Mir wurde mein Instrument gestohlen! Ich merkte den Verlust jedoch erst in der
Pause, als ich gehen wollte. In den Noten der Oper, die an diesem Abend
gespielt wurde stand schließlich, der zweite Akt spielt zwei Monate später....
Man ließ mich gehen.“
Soweit Is Lahm zu
seiner eigen(artig)en Vita. Nach diesem Rausschmiss hörte man lange nichts von
Is Lahm. Wie obiges Bild zeigt, versuchte er, das Spielen der Bratsche
weiterzuentwickeln, was aber verständlicherweise nicht zu einem positiven
Resultat führte. Inzwischen meldet er sich aber mit einem CD-Debüt wieder
zurück auf den Bratschenkunstolymp. Diese Aufnahme
gibt all seine in mühsamen, langjährigem
Einzelkampftraining erworbenen Unfähigkeiten wieder.
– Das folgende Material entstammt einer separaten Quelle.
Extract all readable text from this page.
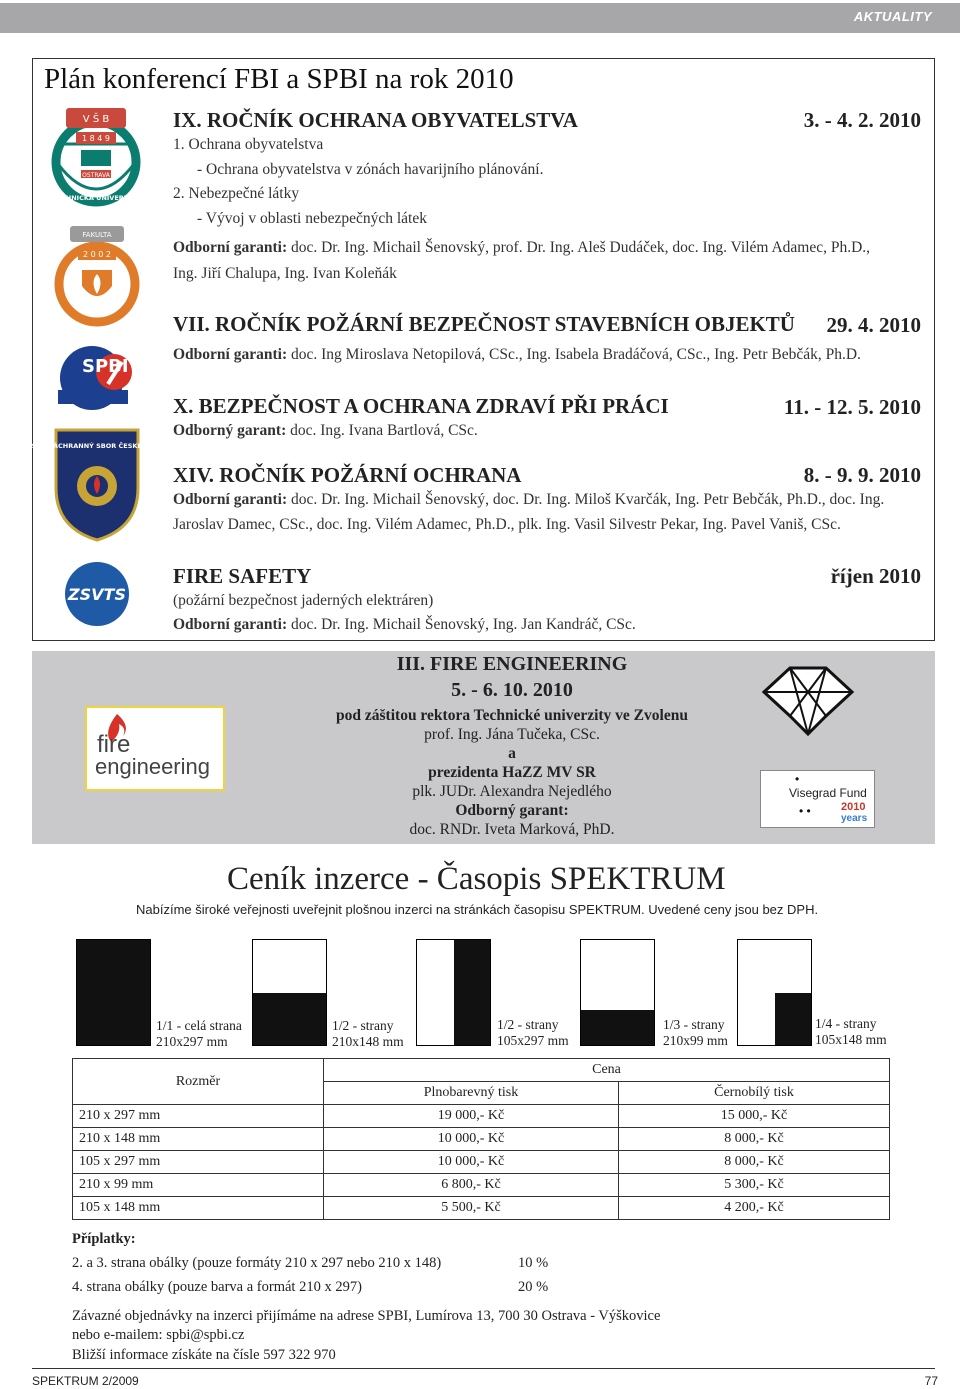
AKTUALITY
Plán konferencí FBI a SPBI na rok 2010
V Š B
1 8 4 9
OSTRAVA
TECHNICKÁ UNIVERZITA
FAKULTA
2 0 0 2
SPBI
HASIČSKÝ ZÁCHRANNÝ SBOR ČESKÉ REPUBLIKY
ZSVTS
IX. ROČNÍK OCHRANA OBYVATELSTVA	3. - 4. 2. 2010
1. Ochrana obyvatelstva
- Ochrana obyvatelstva v zónách havarijního plánování.
2. Nebezpečné látky
- Vývoj v oblasti nebezpečných látek
Odborní garanti: doc. Dr. Ing. Michail Šenovský, prof. Dr. Ing. Aleš Dudáček, doc. Ing. Vilém Adamec, Ph.D.,
Ing. Jiří Chalupa, Ing. Ivan Koleňák
VII. ROČNÍK POŽÁRNÍ BEZPEČNOST STAVEBNÍCH OBJEKTŮ 29. 4. 2010
Odborní garanti: doc. Ing Miroslava Netopilová, CSc., Ing. Isabela Bradáčová, CSc., Ing. Petr Bebčák, Ph.D.
X. BEZPEČNOST A OCHRANA ZDRAVÍ PŘI PRÁCI	11. - 12. 5. 2010
Odborný garant: doc. Ing. Ivana Bartlová, CSc.
XIV. ROČNÍK POŽÁRNÍ OCHRANA	8. - 9. 9. 2010
Odborní garanti: doc. Dr. Ing. Michail Šenovský, doc. Dr. Ing. Miloš Kvarčák, Ing. Petr Bebčák, Ph.D., doc. Ing.
Jaroslav Damec, CSc., doc. Ing. Vilém Adamec, Ph.D., plk. Ing. Vasil Silvestr Pekar, Ing. Pavel Vaniš, CSc.
FIRE SAFETY	říjen 2010
(požární bezpečnost jaderných elektráren)
Odborní garanti: doc. Dr. Ing. Michail Šenovský, Ing. Jan Kandráč, CSc.
fire
engineering
III. FIRE ENGINEERING
5. - 6. 10. 2010
pod záštitou rektora Technické univerzity ve Zvolenu
prof. Ing. Jána Tučeka, CSc.
a
prezidenta HaZZ MV SR
plk. JUDr. Alexandra Nejedlého
Odborný garant:
doc. RNDr. Iveta Marková, PhD.
•
Visegrad Fund
2010
years
• •
Ceník inzerce - Časopis SPEKTRUM
Nabízíme široké veřejnosti uveřejnit plošnou inzerci na stránkách časopisu SPEKTRUM. Uvedené ceny jsou bez DPH.
1/1 - celá strana
210x297 mm
1/2 - strany
210x148 mm
1/2 - strany
105x297 mm
1/3 - strany
210x99 mm
1/4 - strany
105x148 mm
Rozměr	Cena	
	Plnobarevný tisk	Černobílý tisk
210 x 297 mm	19 000,- Kč	15 000,- Kč
210 x 148 mm	10 000,- Kč	8 000,- Kč
105 x 297 mm	10 000,- Kč	8 000,- Kč
210 x 99 mm	6 800,- Kč	5 300,- Kč
105 x 148 mm	5 500,- Kč	4 200,- Kč
Příplatky:
2. a 3. strana obálky (pouze formáty 210 x 297 nebo 210 x 148)	10 %
4. strana obálky (pouze barva a formát 210 x 297)	20 %
Závazné objednávky na inzerci přijímáme na adrese SPBI, Lumírova 13, 700 30 Ostrava - Výškovice
nebo e-mailem: spbi@spbi.cz
Bližší informace získáte na čísle 597 322 970
SPEKTRUM 2/2009	77
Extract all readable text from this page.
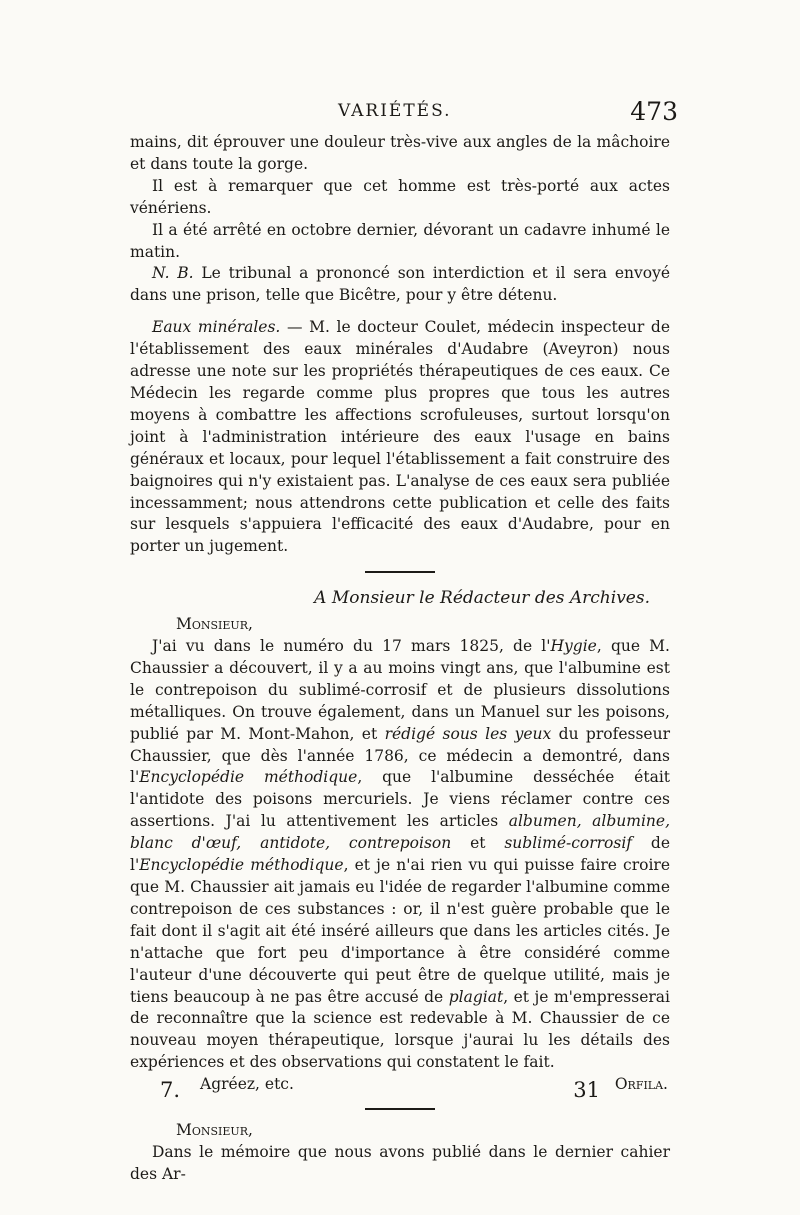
VARIÉTÉS.	473

mains, dit éprouver une douleur très-vive aux angles de la mâchoire et dans toute la gorge.

Il est à remarquer que cet homme est très-porté aux actes vénériens.

Il a été arrêté en octobre dernier, dévorant un cadavre inhumé le matin.

N. B. Le tribunal a prononcé son interdiction et il sera envoyé dans une prison, telle que Bicêtre, pour y être détenu.

Eaux minérales. — M. le docteur Coulet, médecin inspecteur de l'établissement des eaux minérales d'Audabre (Aveyron) nous adresse une note sur les propriétés thérapeutiques de ces eaux. Ce Médecin les regarde comme plus propres que tous les autres moyens à combattre les affections scrofuleuses, surtout lorsqu'on joint à l'administration intérieure des eaux l'usage en bains généraux et locaux, pour lequel l'établissement a fait construire des baignoires qui n'y existaient pas. L'analyse de ces eaux sera publiée incessamment; nous attendrons cette publication et celle des faits sur lesquels s'appuiera l'efficacité des eaux d'Audabre, pour en porter un jugement.

A Monsieur le Rédacteur des Archives.

Monsieur,

J'ai vu dans le numéro du 17 mars 1825, de l'Hygie, que M. Chaussier a découvert, il y a au moins vingt ans, que l'albumine est le contrepoison du sublimé-corrosif et de plusieurs dissolutions métalliques. On trouve également, dans un Manuel sur les poisons, publié par M. Mont-Mahon, et rédigé sous les yeux du professeur Chaussier, que dès l'année 1786, ce médecin a demontré, dans l'Encyclopédie méthodique, que l'albumine desséchée était l'antidote des poisons mercuriels. Je viens réclamer contre ces assertions. J'ai lu attentivement les articles albumen, albumine, blanc d'œuf, antidote, contrepoison et sublimé-corrosif de l'Encyclopédie méthodique, et je n'ai rien vu qui puisse faire croire que M. Chaussier ait jamais eu l'idée de regarder l'albumine comme contrepoison de ces substances : or, il n'est guère probable que le fait dont il s'agit ait été inséré ailleurs que dans les articles cités. Je n'attache que fort peu d'importance à être considéré comme l'auteur d'une découverte qui peut être de quelque utilité, mais je tiens beaucoup à ne pas être accusé de plagiat, et je m'empresserai de reconnaître que la science est redevable à M. Chaussier de ce nouveau moyen thérapeutique, lorsque j'aurai lu les détails des expériences et des observations qui constatent le fait.

Agréez, etc.	Orfila.

Monsieur,

Dans le mémoire que nous avons publié dans le dernier cahier des Ar-

7.	31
So hören wir dort das
schon legendäre Sechzehntel, den Triller von
½ Stunden Länge (einmal rauf und
runter), oder die selbstkomponierte Kantate „Dona nobis tacet“ für Viola Solo ad libitum,
die von einer unheimlichen Stille geprägt ist. Ganz zu Schweigen
von seiner atemberaubenden Tonleiter, die aber wegen ihrer immensen Länge auf
der CD nur in Fragmenten zu hören ist. Erschienen ist die CD zwar bei „Deutsche
Bratschophon“, aber die Auflage von 2 CD’s wird vermutlich bald vergriffen sein. Demnächst geht
Is Lahm auf Welttournee, das Programm seines bis jetzt einzigen Auftritts wird
wieder spektakulär werden und ist exklusiv auf der nächsten Seite abgedruckt.
Den weiteren Verlauf dieses hürdenreichen Leidens werden wir im Auge behalten,
es wird sicherlich ins selbige gehen. Wir sind gespannt auf die noch kommenden
auf und ab und zu und davon’s von Is Lahm.